The first episode in the series shows that in 1900 the world was dominated by Empires that were both multinational and multiracial. But they would soon explode into an inferno: the First World War. Their war to the death ignited fires of racial animosity that were exploited by new and more terrible nation states which were far more preoccupied with national and racial purity. It was the beginning of the age of genocide.
1942 was the year that the 20th century teetered on a knife-edge. It was the year when the whole world map appeared to have been redrawn by the Axis powers. This film explores the 20th century that nearly was, one in which totalitarian dictatorship divided the globe between them. And it shows how the Axis powers built their empires by turning living space into killing space.
The years from 1943 to 1945 were the cataclysmic crux of the 20th Century's war of the world. But the defeat of the German and Japanese empire states was less of a victory for morality than we tend to assume. The Allies were forced to make terrible compromises to defeat fanatical enemies. Could the Allies only win by adopting the same inhuman methods as the dictators?
We remember the Cold War as a nuclear-powered peace that came terrifyingly close to falling apart.
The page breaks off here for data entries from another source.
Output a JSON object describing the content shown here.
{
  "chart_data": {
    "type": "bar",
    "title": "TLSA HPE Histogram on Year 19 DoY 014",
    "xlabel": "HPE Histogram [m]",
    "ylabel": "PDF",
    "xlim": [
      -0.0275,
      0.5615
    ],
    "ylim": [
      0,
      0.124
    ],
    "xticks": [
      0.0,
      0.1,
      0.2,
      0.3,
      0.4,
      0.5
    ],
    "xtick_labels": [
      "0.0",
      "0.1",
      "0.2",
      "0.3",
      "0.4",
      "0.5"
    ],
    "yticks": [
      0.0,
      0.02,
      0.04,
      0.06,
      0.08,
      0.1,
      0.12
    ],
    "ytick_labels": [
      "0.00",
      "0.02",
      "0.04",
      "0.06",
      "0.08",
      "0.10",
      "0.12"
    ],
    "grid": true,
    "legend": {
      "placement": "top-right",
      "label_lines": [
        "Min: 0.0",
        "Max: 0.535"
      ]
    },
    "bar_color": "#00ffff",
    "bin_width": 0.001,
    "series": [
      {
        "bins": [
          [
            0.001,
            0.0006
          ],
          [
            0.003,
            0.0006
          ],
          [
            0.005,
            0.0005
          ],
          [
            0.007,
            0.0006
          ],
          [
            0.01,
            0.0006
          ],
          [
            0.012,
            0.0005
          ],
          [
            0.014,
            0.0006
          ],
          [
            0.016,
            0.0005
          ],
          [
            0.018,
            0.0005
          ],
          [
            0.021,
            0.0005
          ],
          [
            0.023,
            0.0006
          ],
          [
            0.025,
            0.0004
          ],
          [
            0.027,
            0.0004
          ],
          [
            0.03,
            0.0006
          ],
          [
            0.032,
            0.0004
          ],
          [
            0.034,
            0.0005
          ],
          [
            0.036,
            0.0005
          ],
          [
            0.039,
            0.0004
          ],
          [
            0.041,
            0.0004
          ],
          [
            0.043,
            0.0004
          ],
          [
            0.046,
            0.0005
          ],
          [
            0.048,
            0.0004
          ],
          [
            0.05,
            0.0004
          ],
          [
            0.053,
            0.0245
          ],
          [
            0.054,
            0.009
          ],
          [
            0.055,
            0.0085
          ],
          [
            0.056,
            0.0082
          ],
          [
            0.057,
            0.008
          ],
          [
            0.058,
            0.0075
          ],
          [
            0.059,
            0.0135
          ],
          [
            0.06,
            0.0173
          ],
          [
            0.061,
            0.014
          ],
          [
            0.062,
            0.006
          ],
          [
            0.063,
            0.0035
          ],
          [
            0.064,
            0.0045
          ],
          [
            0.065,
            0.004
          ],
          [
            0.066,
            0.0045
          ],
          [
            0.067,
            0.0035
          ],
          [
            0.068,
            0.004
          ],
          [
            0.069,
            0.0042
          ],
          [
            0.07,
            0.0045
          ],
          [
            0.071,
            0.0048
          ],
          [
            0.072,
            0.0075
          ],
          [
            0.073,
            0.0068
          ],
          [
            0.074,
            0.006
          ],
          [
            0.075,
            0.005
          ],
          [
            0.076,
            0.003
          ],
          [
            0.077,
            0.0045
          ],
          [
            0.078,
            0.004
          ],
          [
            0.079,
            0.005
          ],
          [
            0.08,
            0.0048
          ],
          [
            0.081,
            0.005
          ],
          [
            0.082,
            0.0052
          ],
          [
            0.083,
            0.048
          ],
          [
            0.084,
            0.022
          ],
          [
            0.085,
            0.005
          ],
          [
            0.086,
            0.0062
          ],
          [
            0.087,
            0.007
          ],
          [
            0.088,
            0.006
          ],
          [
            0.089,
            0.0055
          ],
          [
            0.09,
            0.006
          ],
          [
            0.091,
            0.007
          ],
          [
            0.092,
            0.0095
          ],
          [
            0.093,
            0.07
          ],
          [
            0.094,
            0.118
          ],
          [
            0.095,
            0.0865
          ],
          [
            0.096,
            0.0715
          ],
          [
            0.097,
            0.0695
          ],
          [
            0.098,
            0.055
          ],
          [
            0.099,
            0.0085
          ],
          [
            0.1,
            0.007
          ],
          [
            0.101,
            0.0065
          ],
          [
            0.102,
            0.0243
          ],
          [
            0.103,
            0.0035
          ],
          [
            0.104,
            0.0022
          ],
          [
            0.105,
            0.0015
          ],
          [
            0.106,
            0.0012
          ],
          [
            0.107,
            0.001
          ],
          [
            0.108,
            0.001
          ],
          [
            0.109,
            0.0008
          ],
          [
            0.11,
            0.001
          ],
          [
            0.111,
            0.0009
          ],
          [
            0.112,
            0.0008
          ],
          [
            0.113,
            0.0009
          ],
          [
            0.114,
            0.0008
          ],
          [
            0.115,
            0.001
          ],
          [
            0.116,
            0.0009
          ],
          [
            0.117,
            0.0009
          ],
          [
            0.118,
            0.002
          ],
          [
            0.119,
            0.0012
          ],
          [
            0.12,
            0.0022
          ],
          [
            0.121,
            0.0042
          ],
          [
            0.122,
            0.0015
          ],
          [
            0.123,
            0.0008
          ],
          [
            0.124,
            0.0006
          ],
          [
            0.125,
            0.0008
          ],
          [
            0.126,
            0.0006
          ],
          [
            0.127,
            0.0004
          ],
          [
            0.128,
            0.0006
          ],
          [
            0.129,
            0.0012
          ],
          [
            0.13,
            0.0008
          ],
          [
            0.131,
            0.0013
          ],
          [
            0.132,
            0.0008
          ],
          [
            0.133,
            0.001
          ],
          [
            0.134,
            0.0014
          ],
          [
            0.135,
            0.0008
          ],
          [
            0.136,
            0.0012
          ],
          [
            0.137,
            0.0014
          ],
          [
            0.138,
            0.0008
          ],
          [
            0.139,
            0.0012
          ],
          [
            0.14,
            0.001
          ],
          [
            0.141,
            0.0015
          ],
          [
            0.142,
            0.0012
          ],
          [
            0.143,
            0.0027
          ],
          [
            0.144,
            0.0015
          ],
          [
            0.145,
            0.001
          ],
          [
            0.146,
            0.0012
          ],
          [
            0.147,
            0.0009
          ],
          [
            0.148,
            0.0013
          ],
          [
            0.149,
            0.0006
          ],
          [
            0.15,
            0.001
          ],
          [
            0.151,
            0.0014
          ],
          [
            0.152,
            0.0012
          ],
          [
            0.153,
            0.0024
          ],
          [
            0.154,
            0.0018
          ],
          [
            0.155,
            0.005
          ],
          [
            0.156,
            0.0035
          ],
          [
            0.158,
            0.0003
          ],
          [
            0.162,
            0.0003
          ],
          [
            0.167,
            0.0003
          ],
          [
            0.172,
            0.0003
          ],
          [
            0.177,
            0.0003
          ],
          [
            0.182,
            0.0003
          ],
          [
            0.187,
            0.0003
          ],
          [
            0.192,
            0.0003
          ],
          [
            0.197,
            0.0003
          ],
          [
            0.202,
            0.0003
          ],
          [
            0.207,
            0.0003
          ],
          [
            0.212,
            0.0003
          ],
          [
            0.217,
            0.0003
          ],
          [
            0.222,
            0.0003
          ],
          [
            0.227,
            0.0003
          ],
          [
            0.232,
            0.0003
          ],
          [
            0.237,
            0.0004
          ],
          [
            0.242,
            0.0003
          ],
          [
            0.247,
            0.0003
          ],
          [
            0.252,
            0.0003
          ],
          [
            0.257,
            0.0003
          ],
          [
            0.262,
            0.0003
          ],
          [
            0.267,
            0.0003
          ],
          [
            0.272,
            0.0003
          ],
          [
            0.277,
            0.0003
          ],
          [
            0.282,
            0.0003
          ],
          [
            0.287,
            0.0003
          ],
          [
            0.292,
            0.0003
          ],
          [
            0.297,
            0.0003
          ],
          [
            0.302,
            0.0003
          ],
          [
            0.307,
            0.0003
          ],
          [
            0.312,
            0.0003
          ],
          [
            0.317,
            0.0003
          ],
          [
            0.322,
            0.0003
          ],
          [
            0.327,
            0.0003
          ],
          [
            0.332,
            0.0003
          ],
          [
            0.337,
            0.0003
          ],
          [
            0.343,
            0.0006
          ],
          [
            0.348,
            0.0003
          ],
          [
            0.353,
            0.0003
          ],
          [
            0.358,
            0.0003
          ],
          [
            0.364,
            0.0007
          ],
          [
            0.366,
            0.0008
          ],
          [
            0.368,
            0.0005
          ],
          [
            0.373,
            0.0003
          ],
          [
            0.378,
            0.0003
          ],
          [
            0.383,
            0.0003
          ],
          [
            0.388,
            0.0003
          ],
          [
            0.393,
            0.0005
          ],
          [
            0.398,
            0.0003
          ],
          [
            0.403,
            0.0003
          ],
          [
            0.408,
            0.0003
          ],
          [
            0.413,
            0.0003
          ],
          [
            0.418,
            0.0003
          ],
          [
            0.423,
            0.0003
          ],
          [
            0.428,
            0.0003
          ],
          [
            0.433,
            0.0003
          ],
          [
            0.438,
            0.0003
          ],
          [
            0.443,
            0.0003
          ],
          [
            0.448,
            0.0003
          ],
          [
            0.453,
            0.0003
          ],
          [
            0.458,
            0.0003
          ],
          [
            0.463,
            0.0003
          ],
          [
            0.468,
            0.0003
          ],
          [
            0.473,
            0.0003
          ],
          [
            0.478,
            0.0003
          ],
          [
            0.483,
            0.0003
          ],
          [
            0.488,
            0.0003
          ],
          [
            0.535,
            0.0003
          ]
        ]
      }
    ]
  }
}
But there were many parts of the world where the Cold War was not 'cold' at all. The Third World War really happened, and it was fought in the Third World. Here the superpowers chose not to fight head on. Instead, they waged a war almost as bloody as the First World War - by proxy.
When the Berlin Wall finally fell, the 20th century seemed to have reached its climax. Optimists believed they were witnessing the final triumph of the West. But Niall Ferguson shows that in the last decades of the 20th century, dark forces of racial violence were still at play. And he analyses whether the century to come will be able to escape the outbreak of a new cataclysmic global war.